Ein Ja hätte negative Auswirkungen auf die Wirtschaft, den Wohlstand, die Sicherheit und das Funktionieren der Gesellschaft, sagte Justizminister Beat Jans am Mittwoch in Bern vor den Medien.
«Wo der Schuh drückt»
Der Bundesrat räumt ein, dass Zuwanderung und Bevölkerungswachstum mit Herausforderungen verbunden seien. Die bereits existierenden Strategien genügten nicht, sagte Jans. «Das Paket mit rund einem Dutzend Massnahmen setzt an, wo der Schuh drückt.»
Auf die Frage, ob sie genügten, um der Zuwanderungsinitiative die Stirn zu bieten, sagte er: «Es sind konkrete, umsetzbare und breit abgestützte Vorschläge.» Die Initiative dagegen halte keine konkreten Vorschläge bereit und tauge nichts.

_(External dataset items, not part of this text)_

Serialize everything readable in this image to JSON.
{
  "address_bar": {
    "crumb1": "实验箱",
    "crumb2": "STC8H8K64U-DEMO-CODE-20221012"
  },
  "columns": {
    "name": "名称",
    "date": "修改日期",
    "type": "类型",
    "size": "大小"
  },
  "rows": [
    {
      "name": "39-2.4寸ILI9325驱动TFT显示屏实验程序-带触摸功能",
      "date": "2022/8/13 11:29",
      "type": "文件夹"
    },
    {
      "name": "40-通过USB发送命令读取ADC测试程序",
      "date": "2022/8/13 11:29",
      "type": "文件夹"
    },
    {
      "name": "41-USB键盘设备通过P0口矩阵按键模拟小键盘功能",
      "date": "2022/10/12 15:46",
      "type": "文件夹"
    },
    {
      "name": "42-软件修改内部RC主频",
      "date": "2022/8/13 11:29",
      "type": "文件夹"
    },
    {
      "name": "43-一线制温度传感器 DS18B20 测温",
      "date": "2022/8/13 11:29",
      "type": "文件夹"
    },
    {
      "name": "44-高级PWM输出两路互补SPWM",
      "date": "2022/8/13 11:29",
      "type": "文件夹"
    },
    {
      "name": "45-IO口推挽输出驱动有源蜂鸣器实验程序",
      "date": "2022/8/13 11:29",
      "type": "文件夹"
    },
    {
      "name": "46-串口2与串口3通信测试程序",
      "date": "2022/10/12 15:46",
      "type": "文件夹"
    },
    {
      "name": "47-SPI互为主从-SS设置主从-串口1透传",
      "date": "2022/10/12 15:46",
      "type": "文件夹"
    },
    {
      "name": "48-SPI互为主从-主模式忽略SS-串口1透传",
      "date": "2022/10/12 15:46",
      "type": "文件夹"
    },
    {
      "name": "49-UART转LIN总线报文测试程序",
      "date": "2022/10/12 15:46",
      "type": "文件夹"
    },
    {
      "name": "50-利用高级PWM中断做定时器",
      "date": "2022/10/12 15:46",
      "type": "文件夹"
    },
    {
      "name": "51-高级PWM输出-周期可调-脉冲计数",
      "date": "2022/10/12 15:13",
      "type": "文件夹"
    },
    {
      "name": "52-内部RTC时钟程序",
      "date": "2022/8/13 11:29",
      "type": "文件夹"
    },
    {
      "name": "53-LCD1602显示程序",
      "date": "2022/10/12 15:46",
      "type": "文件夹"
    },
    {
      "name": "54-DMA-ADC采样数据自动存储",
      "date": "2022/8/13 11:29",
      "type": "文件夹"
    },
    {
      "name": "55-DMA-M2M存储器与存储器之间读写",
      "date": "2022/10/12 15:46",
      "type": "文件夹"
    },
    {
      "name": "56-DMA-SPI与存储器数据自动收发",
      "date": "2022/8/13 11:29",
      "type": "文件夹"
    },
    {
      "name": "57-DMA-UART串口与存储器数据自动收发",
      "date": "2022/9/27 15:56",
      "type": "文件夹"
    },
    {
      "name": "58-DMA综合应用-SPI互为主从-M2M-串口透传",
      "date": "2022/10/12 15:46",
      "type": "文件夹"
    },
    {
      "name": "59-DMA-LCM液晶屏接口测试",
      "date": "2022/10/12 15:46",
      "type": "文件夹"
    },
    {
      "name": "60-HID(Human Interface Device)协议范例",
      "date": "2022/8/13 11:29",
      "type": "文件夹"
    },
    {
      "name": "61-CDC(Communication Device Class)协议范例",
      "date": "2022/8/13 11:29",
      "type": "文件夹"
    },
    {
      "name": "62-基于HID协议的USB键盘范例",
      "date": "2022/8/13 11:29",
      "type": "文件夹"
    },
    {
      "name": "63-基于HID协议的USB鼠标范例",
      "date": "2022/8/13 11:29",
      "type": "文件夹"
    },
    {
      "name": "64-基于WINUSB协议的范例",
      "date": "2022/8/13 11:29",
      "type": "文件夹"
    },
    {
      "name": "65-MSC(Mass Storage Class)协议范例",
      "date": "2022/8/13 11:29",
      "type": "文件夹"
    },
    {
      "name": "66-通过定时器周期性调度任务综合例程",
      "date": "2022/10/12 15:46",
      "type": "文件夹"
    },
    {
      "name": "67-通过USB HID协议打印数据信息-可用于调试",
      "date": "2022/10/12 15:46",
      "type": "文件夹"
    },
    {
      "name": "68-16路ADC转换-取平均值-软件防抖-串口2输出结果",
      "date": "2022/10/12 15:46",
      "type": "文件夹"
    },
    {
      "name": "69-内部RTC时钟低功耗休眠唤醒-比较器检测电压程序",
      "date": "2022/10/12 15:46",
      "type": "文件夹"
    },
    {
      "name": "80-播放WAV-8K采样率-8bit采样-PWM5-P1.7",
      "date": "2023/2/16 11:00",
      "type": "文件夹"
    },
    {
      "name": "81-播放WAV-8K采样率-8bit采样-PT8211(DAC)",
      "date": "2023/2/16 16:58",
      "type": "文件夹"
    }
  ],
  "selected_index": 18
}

Als Treiber der Zuwanderung sieht der Bundesrat den Arbeitsmarkt, der allerdings mehr Arbeitskräfte braucht. Er will – in Absprache mit den Sozialpartnern – vermehrt auf das Potenzial im Inland zurückgreifen. Diese Massnahmen seien ohne Gesetzesänderungen umsetzbar, sagte Jans.
Zum Beispiel sollen nachgezogene Familienangehörige rascher eine Arbeit aufnehmen. Ältere und schwer Vermittelbare sollen bei der Suche nach einem passenden Job gezielter unterstützt werden, etwa mit Coachings. Prüfen will der Bundesrat sodann, ob Einarbeitungszuschüsse mehr Menschen als heute gewährt werden können, nämlich auch Arbeitslosen, die keine Taggelder beziehen.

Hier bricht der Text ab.